Río Esera [foto de Javier Fuster]
 

“El macizo del Turbón separa las riberas del Esera y del Isábena. Es ese lugar la parte más estrecha del antiguo condado de Ribagorza, que queda delimitada por los ríos Esera y Noguera Ribagorzana, a una distancia de unas siete horas el uno del otro, siendo el Isábena el río que discurre por el medio de la comarca.

 

Muy pocos son los mapas que describen los pueblos de estas riberas y pocos también los excursionistas que las han explorado.

 

El trayecto más corto para ir de la ribera del Esera a la del Isábena es desde Campo a Villacarle, para lo que, pasando por el valle de Lierp, hay que contar de cuatro a cinco horas.

 

De regreso de nuestra excursión por el Pallars, Arán y Maladeta, el día 11 de agosto pasado, paramos en Campo, yendo a parar a la nueva fonda de Antonio Canales, situada en la carretera, modesta y muy recomendable.

 

Campo se encuentra a mitad de camino entre Graus y Benasque. Es una villa de unos 800 habitantes, situada en un amplio llano con extensos campos cultivados y a 732 metros sobre el nivel del mar, a la izquierda del Esera y a la derecha del río Albo. Tiene al norte la típica sierra de Cervín (1.696 m.), de amplios panoramas, aunque no se parece en nada, según Gourdon, a su hermana mayor, la altiva cima de los Alpes suizos del mismo nombre.

 

Las calles de Campo en general son estrechas, las casas miserables. En la plaza mayor se levanta una hermosa cruz románica, aunque la falta de cultura hace que la utilicen para sostener la iluminación eléctrica.
 


La cruz delante de la iglesia
[foto de Javier Fuster]
 

Su iglesia románica de campanario no muy alto, conserva muy poco de su antigüedad. Según consta en un pergamino de la ex-catedral de Roda, en el año 960 el obispo de aquella sede, Odesindo, hijo de Ramón y de su mujer Garsenda, condes de Ribagorza, mandó edificar una iglesia en la villa de Campo, que consagró en honor de la Virgen María, del arcangel San Miguel y de San Vicente Mártir.

 

Más tarde, dicha iglesia fue donada al abad del monasterio de San Victorián, que habitualmente elegía siempre como prior a uno de sus monjes.

 

Con fecha 29 de mayo de 1094, el rey Sancho Ramirez nombró rey de Sobrarbe y Ribagorza a su hijo Pedro y éste donó a Ramón Dalmau, obispo de Roda, la iglesia de Santa María de Campo, entre otras.
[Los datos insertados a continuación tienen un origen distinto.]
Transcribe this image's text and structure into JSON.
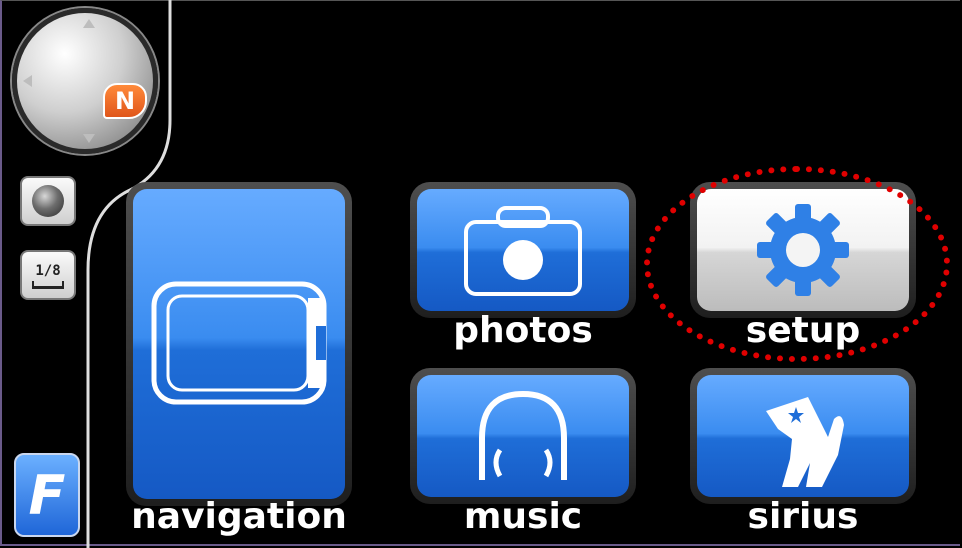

Hoy pertenece al obispado de Barbastro.

 

En un documento fechado en Teruel el 1 de noviembre de 1297, firmado por el rey Jaime II de Aragón, se dice que, en agradecimiento a la obediencia prestada por los ribagorzanos y por la fidelidad con que éstos le servían, se concedía a los valles de Bardaxí y de Lierp el privilegio de celebrar feria o mercado perpetuo, todos los miércoles, en la villa de Campo. Actualmente, por falta de animales sólo se celebra una vez al año, en los días 18 al 24 del mes de octubre. De aquí el dicho “Campo, feria de fango”, por las lluvias que en aquella época acostumbran a caer.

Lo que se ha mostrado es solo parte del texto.